Using SSH Key-Based Authentication

This Section discusses how to use the SSH Keys you generated above for authentication instead of using a password every time we SSH to a server.

  1. [On the local] After generating the SSH Keys in the previous Section, you will have a .ssh folder in the home directory with two files:
    • id_rsa - This is a private key. DO NOT SHARE IT.
    • id_rsa.pub - The associated public key. This is the key you should be sharing for authentication.
  2. [On the remote] Make a .ssh folder on the remotes’s home directory (if it does not exist already).
  3. Copy the public key on the local machine into the .ssh folder in the remote. You can rename it in the process (recommended).
1

scp ~/.ssh/id_rsa.pub  koech@192.168.100.55:/home/koech/.ssh/dell_id_rsa.pub

The command above copied id_rsa.pub as dell_id_rsa.pub to the remote machine with the user name koech and IP as 192.168.100.55.

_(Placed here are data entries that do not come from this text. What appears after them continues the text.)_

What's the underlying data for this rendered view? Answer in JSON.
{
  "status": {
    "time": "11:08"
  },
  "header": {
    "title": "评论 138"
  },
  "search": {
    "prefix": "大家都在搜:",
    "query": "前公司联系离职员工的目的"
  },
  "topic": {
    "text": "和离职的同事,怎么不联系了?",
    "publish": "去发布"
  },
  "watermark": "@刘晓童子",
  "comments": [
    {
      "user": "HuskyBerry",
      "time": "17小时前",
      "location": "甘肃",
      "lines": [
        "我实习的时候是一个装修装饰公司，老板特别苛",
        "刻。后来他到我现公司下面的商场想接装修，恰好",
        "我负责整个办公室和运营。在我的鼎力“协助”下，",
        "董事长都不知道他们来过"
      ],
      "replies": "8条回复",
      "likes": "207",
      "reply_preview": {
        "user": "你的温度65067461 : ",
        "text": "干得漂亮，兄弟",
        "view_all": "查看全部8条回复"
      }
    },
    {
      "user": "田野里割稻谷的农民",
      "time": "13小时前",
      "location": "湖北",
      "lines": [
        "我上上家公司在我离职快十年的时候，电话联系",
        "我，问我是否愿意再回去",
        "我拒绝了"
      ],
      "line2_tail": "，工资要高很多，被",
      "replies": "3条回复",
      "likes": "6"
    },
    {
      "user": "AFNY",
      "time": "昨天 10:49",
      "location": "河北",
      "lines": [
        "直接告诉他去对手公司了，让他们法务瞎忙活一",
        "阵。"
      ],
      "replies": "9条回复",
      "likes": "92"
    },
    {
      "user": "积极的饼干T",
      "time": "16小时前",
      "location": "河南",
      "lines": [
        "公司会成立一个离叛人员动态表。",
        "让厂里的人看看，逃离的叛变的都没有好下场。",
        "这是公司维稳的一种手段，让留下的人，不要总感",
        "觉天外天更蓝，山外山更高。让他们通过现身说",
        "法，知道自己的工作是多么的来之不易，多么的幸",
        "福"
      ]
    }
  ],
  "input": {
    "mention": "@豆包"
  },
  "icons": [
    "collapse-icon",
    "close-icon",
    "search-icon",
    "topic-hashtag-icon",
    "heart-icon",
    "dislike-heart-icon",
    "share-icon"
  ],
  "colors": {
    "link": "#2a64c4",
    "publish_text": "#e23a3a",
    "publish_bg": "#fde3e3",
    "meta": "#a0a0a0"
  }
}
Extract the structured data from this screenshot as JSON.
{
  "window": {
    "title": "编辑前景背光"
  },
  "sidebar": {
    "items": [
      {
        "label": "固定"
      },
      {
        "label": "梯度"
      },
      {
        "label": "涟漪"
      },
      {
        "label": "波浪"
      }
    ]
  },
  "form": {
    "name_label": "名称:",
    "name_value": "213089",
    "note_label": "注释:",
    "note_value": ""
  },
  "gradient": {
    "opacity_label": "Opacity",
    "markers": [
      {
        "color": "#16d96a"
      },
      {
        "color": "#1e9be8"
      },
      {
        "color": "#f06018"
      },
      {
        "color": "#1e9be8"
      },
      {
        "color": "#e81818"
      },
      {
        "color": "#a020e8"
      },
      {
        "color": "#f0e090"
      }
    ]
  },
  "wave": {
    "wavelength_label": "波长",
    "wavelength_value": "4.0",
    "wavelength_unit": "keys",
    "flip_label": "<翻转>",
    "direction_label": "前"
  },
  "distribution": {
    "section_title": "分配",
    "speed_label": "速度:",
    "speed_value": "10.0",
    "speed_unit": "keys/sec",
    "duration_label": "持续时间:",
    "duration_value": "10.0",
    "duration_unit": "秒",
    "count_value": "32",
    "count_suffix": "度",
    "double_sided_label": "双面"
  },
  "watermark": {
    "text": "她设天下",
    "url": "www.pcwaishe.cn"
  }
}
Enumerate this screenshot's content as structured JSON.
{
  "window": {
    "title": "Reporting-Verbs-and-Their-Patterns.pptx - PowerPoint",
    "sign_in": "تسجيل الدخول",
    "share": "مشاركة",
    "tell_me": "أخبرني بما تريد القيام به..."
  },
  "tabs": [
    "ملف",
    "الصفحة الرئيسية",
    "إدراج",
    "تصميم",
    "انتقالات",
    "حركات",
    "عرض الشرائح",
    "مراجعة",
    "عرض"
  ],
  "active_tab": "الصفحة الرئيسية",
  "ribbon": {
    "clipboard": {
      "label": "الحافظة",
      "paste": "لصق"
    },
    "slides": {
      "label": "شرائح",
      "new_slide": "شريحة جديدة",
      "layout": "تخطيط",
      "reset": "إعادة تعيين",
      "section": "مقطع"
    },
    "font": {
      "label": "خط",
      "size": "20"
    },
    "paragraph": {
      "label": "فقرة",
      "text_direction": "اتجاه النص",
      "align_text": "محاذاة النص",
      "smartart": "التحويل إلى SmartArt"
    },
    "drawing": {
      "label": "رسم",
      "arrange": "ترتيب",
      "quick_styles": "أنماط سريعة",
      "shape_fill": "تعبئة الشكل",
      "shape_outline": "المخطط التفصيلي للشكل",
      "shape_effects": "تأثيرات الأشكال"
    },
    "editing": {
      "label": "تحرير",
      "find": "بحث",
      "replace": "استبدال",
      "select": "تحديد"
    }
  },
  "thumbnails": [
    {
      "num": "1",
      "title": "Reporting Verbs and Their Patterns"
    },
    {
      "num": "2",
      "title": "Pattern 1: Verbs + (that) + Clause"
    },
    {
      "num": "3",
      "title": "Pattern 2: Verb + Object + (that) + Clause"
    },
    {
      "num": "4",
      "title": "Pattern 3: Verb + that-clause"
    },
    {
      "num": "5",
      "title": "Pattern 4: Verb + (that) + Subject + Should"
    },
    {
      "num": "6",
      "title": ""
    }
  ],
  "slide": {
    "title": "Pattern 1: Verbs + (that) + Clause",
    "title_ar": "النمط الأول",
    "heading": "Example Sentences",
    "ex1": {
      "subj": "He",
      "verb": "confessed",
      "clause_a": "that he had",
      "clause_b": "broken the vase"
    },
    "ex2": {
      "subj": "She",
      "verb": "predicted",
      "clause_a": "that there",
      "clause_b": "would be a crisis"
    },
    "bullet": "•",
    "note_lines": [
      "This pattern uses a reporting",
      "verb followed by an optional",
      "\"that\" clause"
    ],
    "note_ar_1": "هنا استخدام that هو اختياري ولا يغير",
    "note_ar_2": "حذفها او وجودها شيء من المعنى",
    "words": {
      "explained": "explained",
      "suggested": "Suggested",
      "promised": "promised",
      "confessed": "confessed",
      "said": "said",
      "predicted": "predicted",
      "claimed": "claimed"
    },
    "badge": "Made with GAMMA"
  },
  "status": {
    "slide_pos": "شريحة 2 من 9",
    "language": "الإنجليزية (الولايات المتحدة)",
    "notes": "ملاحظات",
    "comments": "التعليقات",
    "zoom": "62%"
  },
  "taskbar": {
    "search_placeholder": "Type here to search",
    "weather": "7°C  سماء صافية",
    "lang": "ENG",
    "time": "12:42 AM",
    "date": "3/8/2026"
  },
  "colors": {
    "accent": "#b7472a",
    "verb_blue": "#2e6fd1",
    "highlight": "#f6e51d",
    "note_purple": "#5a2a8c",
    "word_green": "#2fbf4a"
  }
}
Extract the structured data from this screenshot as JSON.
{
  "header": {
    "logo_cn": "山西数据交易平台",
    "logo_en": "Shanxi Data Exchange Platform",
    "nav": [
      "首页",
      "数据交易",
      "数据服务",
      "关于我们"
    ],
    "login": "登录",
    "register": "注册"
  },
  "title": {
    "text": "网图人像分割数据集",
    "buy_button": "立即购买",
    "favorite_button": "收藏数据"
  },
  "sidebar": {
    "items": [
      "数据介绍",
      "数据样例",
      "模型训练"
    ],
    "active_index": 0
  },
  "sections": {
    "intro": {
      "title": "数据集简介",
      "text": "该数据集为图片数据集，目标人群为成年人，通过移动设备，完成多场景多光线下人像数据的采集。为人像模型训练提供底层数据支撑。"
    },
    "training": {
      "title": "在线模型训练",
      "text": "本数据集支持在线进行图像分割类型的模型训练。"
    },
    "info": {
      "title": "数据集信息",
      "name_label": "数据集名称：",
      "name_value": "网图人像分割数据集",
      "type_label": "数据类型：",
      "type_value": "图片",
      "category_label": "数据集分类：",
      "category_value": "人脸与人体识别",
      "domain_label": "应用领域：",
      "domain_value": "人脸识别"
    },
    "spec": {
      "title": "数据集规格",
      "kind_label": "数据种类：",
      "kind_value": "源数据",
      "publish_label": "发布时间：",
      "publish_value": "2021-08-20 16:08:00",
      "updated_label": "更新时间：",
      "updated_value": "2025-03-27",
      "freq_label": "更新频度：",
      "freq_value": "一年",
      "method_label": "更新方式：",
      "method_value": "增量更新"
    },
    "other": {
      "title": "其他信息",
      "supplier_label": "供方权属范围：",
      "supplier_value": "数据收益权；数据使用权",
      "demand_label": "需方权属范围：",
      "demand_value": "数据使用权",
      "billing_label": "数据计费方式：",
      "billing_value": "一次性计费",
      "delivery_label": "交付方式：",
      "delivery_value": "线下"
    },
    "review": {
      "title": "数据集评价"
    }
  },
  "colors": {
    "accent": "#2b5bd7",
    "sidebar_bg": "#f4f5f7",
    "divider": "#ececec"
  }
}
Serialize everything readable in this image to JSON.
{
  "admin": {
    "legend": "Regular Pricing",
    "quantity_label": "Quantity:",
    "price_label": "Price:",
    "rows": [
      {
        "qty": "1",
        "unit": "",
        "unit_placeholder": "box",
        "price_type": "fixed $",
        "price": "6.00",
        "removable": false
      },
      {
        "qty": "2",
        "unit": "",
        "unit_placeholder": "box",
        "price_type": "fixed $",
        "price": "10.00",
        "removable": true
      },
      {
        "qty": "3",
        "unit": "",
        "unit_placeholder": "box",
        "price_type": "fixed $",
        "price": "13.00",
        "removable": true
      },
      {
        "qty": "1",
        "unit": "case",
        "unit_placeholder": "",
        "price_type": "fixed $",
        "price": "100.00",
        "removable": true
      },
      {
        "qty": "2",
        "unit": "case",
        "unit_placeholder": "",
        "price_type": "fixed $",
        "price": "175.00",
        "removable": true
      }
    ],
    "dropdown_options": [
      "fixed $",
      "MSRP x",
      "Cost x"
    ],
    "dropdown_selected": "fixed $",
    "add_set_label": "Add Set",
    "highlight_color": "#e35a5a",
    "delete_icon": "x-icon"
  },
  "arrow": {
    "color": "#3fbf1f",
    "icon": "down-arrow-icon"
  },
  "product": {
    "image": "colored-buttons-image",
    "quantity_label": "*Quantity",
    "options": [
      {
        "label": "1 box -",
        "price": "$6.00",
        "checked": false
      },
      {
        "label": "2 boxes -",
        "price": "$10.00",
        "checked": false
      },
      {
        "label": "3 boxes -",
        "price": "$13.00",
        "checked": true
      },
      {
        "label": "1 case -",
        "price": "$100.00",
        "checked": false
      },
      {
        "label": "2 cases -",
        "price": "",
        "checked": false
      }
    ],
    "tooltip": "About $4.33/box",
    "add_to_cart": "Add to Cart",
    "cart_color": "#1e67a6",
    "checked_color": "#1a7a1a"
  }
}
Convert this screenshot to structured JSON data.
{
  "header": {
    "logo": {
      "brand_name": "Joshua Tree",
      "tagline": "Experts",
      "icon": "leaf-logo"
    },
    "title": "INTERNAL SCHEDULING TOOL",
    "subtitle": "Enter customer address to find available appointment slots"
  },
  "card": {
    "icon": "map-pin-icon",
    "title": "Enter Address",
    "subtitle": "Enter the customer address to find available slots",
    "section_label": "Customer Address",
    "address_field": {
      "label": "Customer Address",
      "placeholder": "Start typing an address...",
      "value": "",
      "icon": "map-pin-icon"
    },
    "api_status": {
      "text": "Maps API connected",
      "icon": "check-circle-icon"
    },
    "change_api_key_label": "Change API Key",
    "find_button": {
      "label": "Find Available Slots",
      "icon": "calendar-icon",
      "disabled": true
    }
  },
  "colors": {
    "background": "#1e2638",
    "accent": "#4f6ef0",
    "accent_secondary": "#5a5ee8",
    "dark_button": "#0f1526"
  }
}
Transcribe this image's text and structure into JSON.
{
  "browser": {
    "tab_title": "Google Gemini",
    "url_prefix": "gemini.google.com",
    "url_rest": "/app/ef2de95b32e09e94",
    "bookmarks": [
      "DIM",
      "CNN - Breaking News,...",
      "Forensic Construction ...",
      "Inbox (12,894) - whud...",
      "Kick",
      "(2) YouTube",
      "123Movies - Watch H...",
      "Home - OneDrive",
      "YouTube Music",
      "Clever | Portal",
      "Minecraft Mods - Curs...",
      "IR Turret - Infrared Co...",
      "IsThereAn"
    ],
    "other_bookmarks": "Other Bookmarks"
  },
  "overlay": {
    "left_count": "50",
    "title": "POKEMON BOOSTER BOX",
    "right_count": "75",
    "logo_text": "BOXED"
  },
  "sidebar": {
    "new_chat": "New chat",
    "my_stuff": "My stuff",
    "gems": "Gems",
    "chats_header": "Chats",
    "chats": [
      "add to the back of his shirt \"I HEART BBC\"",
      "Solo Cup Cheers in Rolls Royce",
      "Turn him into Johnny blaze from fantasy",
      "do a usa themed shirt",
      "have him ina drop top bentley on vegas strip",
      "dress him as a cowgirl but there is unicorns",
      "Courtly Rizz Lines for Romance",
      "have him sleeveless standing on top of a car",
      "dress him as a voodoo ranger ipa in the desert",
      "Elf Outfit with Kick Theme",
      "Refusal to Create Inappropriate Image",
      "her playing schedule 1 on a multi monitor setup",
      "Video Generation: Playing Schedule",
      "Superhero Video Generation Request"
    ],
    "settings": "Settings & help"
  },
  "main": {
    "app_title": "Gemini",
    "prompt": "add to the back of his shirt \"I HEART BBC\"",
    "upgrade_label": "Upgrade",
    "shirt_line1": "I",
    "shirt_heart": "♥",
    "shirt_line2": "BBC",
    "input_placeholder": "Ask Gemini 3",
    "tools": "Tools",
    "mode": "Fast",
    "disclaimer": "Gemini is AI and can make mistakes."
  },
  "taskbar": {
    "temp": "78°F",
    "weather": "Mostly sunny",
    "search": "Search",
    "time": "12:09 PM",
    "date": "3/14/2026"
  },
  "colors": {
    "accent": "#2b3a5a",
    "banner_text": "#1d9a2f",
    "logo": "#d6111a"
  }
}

To complete steps 4 and 5, you need to SSH into the remote machine (at this point, you have to use the password) using the ssh username@remove_ip command, for example, ssh koech@192.168.100.5.

  1. [On the remote] Copy the content of the file copied in (3) into another file named authorized_keys (don’t name that file any other way) by running
1
2

cd ~/.ssh/
cat dell_id_rsa.pub >> authorized_keys

You can check that the keys were correctly copied by running:

1

cat authorized_keys
  1. [On the remote] Run the following commands on the .ssh folder

chmod 700 path/to/ssh_folder

chmod 600 path/to/ssh_folder_contents

that is,

1
2

chmod 700 .
chmod 600 *

At this point, you should be able to SSH into the remote machine without a password.